A residual is the difference between a predicted value of dependent variable y
with the actual value of y
.
Residual = predicted Y - actual Y
ri = yi - ŷi
When you have a negative residual, it means the predicted value is too high. A positive residual means your predicted value is too low. A linear regression should minimise the amount of residuals it has.
Concept of Residuals
As you might know, the goal of a linear regression is to predict the value of a dependent variable based on the value of an independent variable.
The regression line is a prediction for each observation in the dataset, but it’s very unlikely that the line will match all the values you’re observing.
Residuals are the differences between the predicted and the observed values.
When we plot the observed values and place the fitted regression line, we can calculate the vertical distance between predicted y
and actual y
:
Since we have 8 observations in the example, then we’ll have 8 residual values. The sum and mean of all residual values are always near zero.
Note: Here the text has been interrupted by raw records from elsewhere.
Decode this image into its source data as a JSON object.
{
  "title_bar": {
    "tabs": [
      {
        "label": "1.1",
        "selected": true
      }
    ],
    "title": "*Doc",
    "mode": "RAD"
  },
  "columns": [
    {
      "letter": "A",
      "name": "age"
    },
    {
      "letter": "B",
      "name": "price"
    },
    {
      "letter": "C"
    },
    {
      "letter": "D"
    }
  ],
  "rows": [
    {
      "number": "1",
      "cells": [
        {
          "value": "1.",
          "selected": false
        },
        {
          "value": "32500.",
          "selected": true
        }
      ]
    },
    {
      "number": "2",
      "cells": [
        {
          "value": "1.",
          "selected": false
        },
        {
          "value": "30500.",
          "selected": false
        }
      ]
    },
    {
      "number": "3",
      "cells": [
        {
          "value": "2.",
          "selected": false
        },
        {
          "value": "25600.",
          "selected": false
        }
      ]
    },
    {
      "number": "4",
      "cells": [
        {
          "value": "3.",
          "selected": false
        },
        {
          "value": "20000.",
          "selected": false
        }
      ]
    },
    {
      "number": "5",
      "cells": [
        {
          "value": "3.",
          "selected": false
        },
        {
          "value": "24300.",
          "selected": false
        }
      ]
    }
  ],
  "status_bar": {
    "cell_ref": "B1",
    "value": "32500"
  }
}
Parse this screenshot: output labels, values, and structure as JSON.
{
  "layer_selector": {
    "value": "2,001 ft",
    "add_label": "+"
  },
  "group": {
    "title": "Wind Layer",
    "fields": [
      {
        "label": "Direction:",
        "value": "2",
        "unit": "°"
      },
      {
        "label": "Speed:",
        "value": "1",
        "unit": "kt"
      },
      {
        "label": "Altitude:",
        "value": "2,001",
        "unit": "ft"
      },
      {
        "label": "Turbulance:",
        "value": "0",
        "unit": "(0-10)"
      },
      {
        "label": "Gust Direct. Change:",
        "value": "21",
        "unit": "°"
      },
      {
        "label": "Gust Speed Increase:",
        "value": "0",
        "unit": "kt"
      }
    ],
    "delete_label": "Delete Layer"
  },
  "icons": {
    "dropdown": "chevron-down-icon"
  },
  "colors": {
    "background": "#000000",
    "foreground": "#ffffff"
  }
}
Example of calculating residuals
Let’s see an example of predicting a person’s height based on their age. Here’s a case of simple linear regression to calculate the residuals.
Suppose you have a dataset of 8 individuals with their respective ages (in years) and heights (in inches):
Person | Age | Height |
---|---|---|
1 | 20 | 60 |
2 | 25 | 67 |
3 | 30 | 57 |
4 | 35 | 63 |
5 | 40 | 72 |
6 | 45 | 73 |
7 | 50 | 65 |
8 | 55 | 72 |
Using a statistical software, we found the linear regression equation as follows:
54.42 + 0.31(x)
Knowing this, we can start calculating the residual values. For example, to calculate the residual of Person 1
:
Predicted Y = 54.42 + 0.31(20) = 60.62
Residual = 60 - 60.62 = -0.62
You can then calculate the rest of the residual values using the same equation:
Person | Age | Height | Predicted Height | Residuals |
---|---|---|---|---|
1 | 20 | 60 | 60.62 | -0.62 |
2 | 25 | 67 | 62.17 | 4.83 |
3 | 30 | 57 | 63.72 | -6.72 |
4 | 35 | 63 | 65.27 | -2.27 |
5 | 40 | 72 | 66.82 | 5.18 |
6 | 45 | 73 | 68.37 | 4.63 |
7 | 50 | 65 | 69.92 | -4.92 |
8 | 55 | 72 | 71.47 | 0.53 |
The sum of the residuals are 0.64
and the average (mean) is 0.08
.
Summary
A residual is the difference between a predicted value of a dependent variable and the actual observed value of that variable.
Residuals provide valuable diagnostic information about the regression model’s goodness of fit, assumptions, and potential areas for improvement.
They help assess the reliability and validity of the regression analysis, enabling researchers and analysts to make informed decisions based on the model’s performance and suitability for the data at hand.
With this tutorial, you’ve learned how to calculate the residuals for each dependent variable in a linear regression.
I hope this tutorial helps. Happy analyzing!